Passport Online offers agents its ESP service, which posts to Facebook on their behalf. Vice president of business development Marilyn Macallair said the company had not noticed any marked differences in engagement on posts.

"I think the jury's still out," she said. "I think that clearly what's going on with Facebook is a wake-up call, and something like this was bound to happen, but Facebook as an entity is so integrated into the travel agent mindset that it's going to stick around.

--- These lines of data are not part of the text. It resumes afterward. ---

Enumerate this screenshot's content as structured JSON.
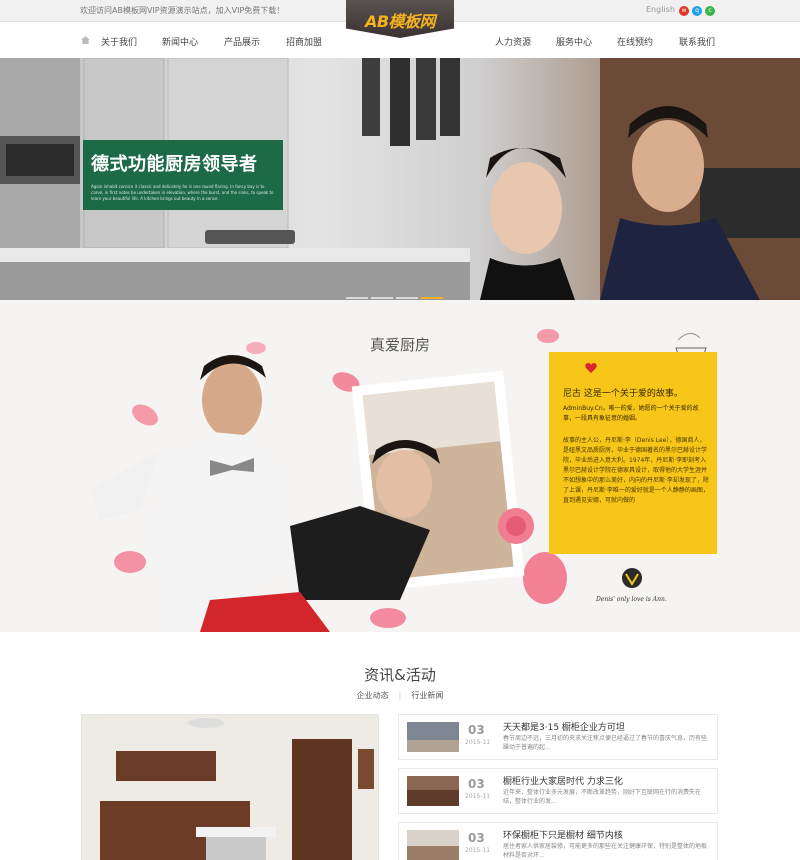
{
  "topbar": {
    "welcome": "欢迎访问AB模板网VIP资源演示站点，加入VIP免费下载！",
    "lang": "English",
    "social": [
      {
        "name": "weibo-icon",
        "color": "#e0352b"
      },
      {
        "name": "qq-icon",
        "color": "#1da1e8"
      },
      {
        "name": "wechat-icon",
        "color": "#3bb54a"
      }
    ]
  },
  "logo": {
    "text": "AB模板网"
  },
  "nav": {
    "left": [
      "关于我们",
      "新闻中心",
      "产品展示",
      "招商加盟"
    ],
    "right": [
      "人力资源",
      "服务中心",
      "在线预约",
      "联系我们"
    ]
  },
  "hero": {
    "headline": "德式功能厨房领导者",
    "subtext": "Again inhabit cornice it classic and delicately he is one round flaring. In fancy bay is to carve, in first notes be undertaken in elevation, where the burst, and the sinks, to speak to learn your beautiful life. A kitchen brings out beauty in a sense.",
    "slides": 4,
    "active_slide": 4
  },
  "love": {
    "title": "真爱厨房",
    "heading": "尼古 这是一个关于爱的故事。",
    "intro": "AdminBuy.Cn，唯一的爱，她愿的一个关于爱的故事，一段具有象征意的婚姻。",
    "story": "故事的主人公，丹尼斯·李（Denis Lee），德国商人，是纽黑文品质厨房，毕业于德国著名的黑尔巴赫设计学院，毕业后进入意大利。1974年，丹尼斯·李即刻考入黑尔巴赫设计学院在德家具设计，取得他的大学生涯并不如想象中的那么美好，内向的丹尼斯·李却发现了，除了上课，丹尼斯·李唯一的爱好就是一个人静静的画图，直到遇见安娜，可就内做的",
    "signature": "Denis' only love is Ann."
  },
  "news": {
    "title": "资讯&活动",
    "tabs": [
      "企业动态",
      "行业新闻"
    ],
    "items": [
      {
        "day": "03",
        "ym": "2015-11",
        "title": "天天都是3·15 橱柜企业方可坦",
        "desc": "春节周边不远，三月初的央求关注焦点便已经逼过了春节的喜庆气息，历有些躁动于普遍的起..."
      },
      {
        "day": "03",
        "ym": "2015-11",
        "title": "橱柜行业大家居时代 力求三化",
        "desc": "近年来，整体行业多元发展，不断改革趋势，刚好下互联网在行的消费失在结，整体行业的发..."
      },
      {
        "day": "03",
        "ym": "2015-11",
        "title": "环保橱柜下只是橱材 细节内核",
        "desc": "居住者家人供家居装修，可能更多的那些在关注健康环保，特别是整体的地板材料是否对环..."
      }
    ]
  }
}
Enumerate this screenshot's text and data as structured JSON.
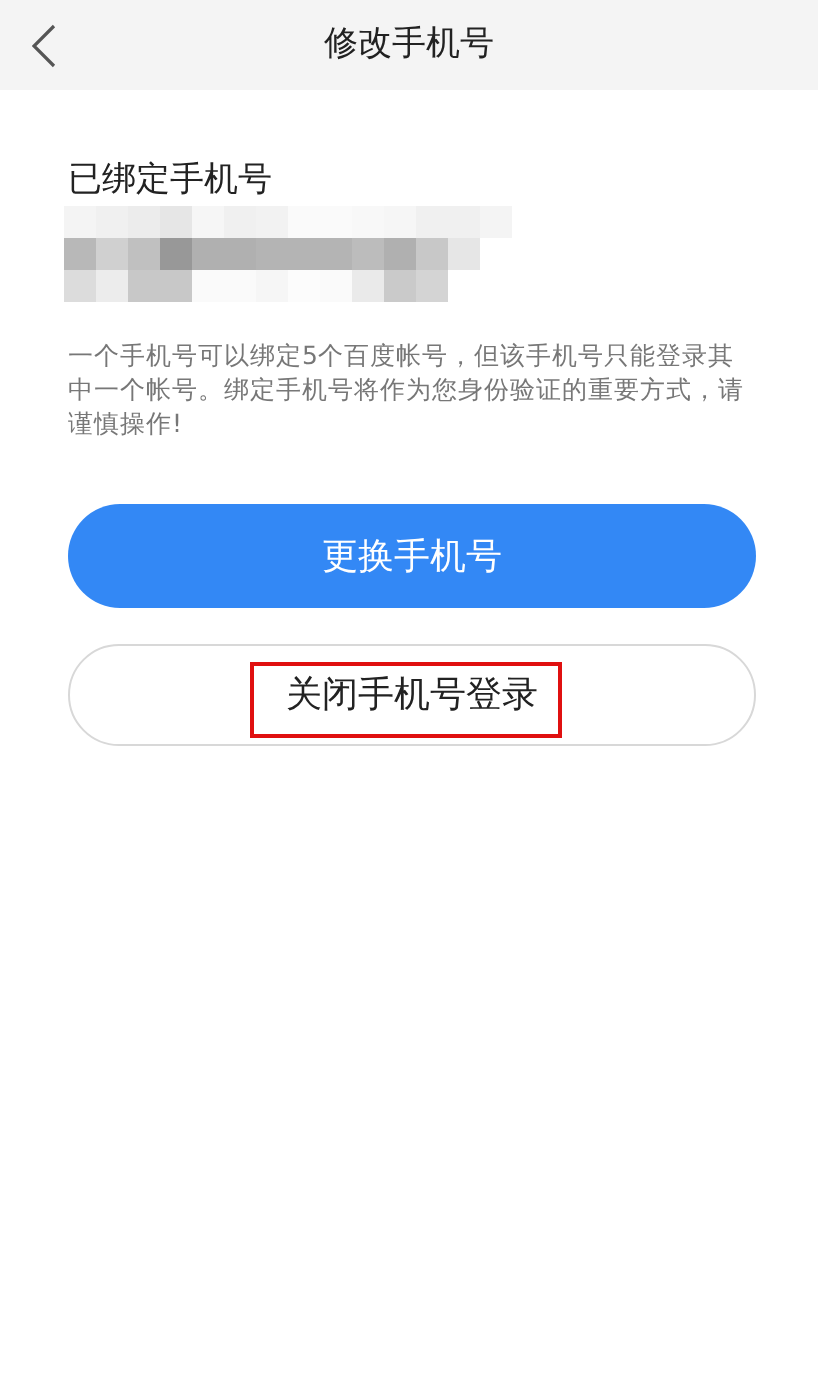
{
  "header": {
    "title": "修改手机号"
  },
  "bound": {
    "label": "已绑定手机号"
  },
  "notice": "一个手机号可以绑定5个百度帐号，但该手机号只能登录其中一个帐号。绑定手机号将作为您身份验证的重要方式，请谨慎操作!",
  "buttons": [
    {
      "kind": "primary",
      "label": "更换手机号",
      "highlighted": false
    },
    {
      "kind": "outline",
      "label": "关闭手机号登录",
      "highlighted": true
    }
  ]
}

But I think that people are going to be taking pause about what's happening and what kind of data is being used."

Catherine Heeg, founder of Customized Management Solutions, said she has heard some concerns from agents about the platform, but that most are viewing it as a "glitch."

"I still think that it's the best channel for reaching the majority of people, no matter what their age or what their demographic is," Heeg said. "Advertising on Facebook ... it's phenomenal the amount of targeting that you can do and how specific you can get in your targeted audiences. There's really, in my mind, no other tool out there like it."

In Ogg's mind, the recent news about Facebook presents agents with an opportunity to start looking at other social media platforms. While it is owned by Facebook, he said Instagram is a powerful marketing platform. Pinterest, Twitter and a Yelp listing are also viable choices with opportunity for agents.

"I do think that it's probably a great time to diversify and begin putting efforts into other social media platforms, with the current news and the status of Facebook in today's climate," he said. "I do think that diversifying your efforts would be a great idea."

He said that agents should also focus on building their brand and the assets they own directly, such as their websites.

Cruise Planners CEO Michelle Fee agreed that diversification is important with marketing efforts. Cruise Planners uses Facebook to market on behalf of its agents, but Fee said that's only a slice of its larger marketing plan.

"You have to be everywhere, almost," Fee said. "That way, you don't have all your eggs in one basket, and if and when something happens, you can make changes easily and quickly and make sure that you're still being able to get out there and communicate to potential travel buyers. I think there are a number of ways you can get out there."